PDF(Pubmed)
Abstract:
Rosacea, a chronic skin condition affecting millions of people in the USA, leads to significant social and professional stigmatization. Effective management strategies are crucial to alleviate symptoms and improve patients\' quality of life. Encapsulated benzoyl peroxide 5% (E-BPO 5%) is a newly FDA-approved topical treatment for rosacea that shows promise in enhancing therapeutic response and minimizing skin irritation. This review aims to assess the role of recently FDA approved E-BPO 5% in the current treatment landscape for rosacea management, as it is not yet included in clinical guidelines that predominantly rely on older approved therapies. The review focuses on randomized controlled trials conducted in English-speaking adults. It evaluates the efficacy, safety, and tolerability of various US Food and Drug Administration (FDA)-approved agents used for rosacea treatment, including E-BPO cream, metronidazole gel, azelaic acid gel and foam, ivermectin cream, minocycline foam, oral doxycycline, brimonidine gel, and oxymetazoline HCl cream. Existing therapies have been effective in reducing papulopustular lesions and erythema associated with rosacea for many years. E-BPO 5% offers a promising addition to the treatment options due to its microencapsulation technology, which prolongs drug delivery time and aims to improve therapeutic response while minimizing skin irritation. Further research is necessary to determine the exact role of E-BPO 5% in the therapeutic landscape for rosacea. However, based on available evidence, E-BPO 5% shows potential as a valuable treatment option for managing inflammatory lesions of rosacea, and it may offer benefits to patients including: rapid onset of action, demonstrated efficacy by Week 2, excellent tolerability, and sustained long-term results for up to 52 weeks of treatment.
摘要:
酒渣鼻,一种影响美国数百万人的慢性皮肤病,导致严重的社会和职业污名化。
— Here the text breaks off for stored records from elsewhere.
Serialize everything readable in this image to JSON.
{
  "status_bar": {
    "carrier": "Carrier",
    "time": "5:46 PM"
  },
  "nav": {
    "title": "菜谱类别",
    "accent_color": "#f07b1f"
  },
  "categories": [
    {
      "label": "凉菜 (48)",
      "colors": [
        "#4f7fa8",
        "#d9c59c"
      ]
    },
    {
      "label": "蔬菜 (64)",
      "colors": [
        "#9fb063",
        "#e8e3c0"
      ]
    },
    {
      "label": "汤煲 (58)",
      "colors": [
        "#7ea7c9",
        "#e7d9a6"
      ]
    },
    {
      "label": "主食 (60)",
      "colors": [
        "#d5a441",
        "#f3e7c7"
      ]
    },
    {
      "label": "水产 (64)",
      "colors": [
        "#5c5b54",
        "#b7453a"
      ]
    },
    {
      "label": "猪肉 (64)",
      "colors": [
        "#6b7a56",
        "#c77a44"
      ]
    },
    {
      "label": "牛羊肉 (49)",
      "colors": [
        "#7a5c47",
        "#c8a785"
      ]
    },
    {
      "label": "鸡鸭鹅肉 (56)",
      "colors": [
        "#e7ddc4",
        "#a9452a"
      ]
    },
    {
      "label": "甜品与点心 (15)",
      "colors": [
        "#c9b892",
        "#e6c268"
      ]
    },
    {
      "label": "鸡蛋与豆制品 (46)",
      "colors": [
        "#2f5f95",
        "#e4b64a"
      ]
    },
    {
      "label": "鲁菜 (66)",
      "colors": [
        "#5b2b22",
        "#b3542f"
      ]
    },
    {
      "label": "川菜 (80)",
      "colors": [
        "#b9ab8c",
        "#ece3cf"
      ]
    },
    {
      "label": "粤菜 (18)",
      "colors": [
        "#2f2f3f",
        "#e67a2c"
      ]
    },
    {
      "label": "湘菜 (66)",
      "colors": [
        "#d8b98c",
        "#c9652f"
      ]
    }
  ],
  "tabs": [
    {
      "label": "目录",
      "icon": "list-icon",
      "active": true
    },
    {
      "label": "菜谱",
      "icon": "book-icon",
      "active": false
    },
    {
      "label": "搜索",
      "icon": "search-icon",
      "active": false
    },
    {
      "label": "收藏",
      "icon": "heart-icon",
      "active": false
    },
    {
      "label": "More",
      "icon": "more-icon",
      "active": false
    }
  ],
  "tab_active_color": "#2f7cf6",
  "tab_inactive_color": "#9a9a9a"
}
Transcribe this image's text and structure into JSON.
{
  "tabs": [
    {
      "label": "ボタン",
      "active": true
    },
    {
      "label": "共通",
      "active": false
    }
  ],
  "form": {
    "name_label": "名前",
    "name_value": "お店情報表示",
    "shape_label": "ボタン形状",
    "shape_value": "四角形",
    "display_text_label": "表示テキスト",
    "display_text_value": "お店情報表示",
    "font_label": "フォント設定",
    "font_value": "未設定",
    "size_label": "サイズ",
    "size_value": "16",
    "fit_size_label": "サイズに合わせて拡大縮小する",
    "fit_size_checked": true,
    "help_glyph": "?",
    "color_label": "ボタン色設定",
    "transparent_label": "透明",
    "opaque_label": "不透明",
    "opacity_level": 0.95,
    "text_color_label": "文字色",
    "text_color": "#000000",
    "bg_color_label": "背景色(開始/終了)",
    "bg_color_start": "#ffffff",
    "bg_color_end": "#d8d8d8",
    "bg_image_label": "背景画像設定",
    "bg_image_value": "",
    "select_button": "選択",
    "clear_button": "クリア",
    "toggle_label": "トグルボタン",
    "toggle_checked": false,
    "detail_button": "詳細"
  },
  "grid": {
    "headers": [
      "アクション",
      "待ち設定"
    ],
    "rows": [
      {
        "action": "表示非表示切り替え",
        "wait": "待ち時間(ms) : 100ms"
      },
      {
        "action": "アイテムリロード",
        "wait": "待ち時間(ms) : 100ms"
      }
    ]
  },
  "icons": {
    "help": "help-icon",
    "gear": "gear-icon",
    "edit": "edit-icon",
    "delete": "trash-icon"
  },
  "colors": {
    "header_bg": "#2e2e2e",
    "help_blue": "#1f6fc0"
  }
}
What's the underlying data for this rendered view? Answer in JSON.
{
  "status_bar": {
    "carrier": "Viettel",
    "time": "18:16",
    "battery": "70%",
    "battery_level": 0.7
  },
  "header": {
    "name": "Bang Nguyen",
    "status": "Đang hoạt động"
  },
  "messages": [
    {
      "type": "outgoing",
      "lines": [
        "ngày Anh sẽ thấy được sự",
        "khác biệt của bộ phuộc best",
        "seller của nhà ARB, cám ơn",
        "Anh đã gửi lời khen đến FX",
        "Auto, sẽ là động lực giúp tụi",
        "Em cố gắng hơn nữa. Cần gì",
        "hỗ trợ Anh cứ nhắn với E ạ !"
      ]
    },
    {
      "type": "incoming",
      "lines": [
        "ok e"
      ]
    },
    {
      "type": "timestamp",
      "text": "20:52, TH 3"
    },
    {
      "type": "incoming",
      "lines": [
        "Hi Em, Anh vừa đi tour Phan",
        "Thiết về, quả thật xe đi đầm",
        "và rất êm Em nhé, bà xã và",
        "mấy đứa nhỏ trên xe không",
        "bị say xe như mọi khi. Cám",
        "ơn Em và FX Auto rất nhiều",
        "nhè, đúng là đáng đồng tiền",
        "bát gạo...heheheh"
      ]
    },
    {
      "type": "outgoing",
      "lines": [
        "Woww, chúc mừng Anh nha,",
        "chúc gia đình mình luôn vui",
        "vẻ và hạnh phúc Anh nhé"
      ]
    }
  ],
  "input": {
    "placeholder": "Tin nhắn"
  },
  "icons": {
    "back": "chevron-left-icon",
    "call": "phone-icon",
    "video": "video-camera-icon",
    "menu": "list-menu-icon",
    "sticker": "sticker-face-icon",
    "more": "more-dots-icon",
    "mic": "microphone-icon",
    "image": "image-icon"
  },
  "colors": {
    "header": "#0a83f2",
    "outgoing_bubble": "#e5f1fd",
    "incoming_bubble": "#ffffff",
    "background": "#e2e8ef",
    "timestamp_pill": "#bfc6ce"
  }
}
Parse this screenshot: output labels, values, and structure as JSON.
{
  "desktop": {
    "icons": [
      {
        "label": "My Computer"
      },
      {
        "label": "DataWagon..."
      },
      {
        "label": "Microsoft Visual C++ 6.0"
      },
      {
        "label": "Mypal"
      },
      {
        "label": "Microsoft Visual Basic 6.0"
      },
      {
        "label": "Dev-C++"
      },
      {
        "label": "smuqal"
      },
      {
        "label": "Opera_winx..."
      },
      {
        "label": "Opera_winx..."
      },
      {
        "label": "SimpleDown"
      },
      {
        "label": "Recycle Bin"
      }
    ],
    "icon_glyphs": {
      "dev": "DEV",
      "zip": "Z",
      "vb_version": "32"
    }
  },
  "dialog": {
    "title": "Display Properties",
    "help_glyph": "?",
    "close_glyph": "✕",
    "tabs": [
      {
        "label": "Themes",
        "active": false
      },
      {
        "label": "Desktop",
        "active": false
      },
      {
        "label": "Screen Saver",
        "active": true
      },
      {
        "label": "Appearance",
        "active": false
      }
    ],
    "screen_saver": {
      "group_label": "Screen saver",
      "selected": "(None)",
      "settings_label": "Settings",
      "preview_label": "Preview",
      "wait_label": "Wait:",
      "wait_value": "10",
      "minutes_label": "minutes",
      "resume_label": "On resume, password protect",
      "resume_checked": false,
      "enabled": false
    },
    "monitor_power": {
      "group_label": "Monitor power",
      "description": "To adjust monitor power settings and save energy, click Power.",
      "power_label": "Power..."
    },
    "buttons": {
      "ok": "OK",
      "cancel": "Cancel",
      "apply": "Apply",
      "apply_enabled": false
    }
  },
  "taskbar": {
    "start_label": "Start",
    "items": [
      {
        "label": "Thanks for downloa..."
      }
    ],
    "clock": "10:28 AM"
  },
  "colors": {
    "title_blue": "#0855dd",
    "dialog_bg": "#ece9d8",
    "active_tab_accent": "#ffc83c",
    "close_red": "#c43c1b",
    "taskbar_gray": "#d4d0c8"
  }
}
有效的管理策略对于缓解症状和提高患者的生活质量至关重要。包封的过氧化苯甲酰5%(E-BPO5%)是一种新的FDA批准的局部治疗酒渣鼻,显示在提高治疗反应和减少皮肤刺激的希望。这篇评论旨在评估最近FDA批准的E-BPO5%在当前治疗领域的酒渣鼻管理中的作用。因为它尚未被纳入主要依赖较早批准的疗法的临床指南。该综述侧重于在讲英语的成年人中进行的随机对照试验。它评估疗效,安全,以及美国食品和药物管理局(FDA)批准的用于酒渣鼻治疗的各种药物的耐受性,包括E-BPO霜,甲硝唑凝胶,壬二酸凝胶和泡沫,伊维菌素乳膏,米诺环素泡沫,口服多西环素,溴莫尼定凝胶,和盐酸羟甲唑啉乳膏。多年来,现有的疗法已有效减少与酒渣鼻相关的丘疹脓疱病变和红斑。由于其微囊化技术,E-BPO5%为治疗选择提供了有希望的补充,延长药物输送时间,旨在改善治疗反应,同时最大限度地减少皮肤刺激。需要进一步的研究来确定E-BPO5%在酒渣鼻治疗中的确切作用。然而,根据现有证据,E-BPO5%显示作为管理酒渣鼻炎性病变的有价值的治疗选择的潜力,它可能给患者带来好处,包括:快速起效,到第2周时表现出疗效,具有出色的耐受性,并持续52周的长期治疗结果。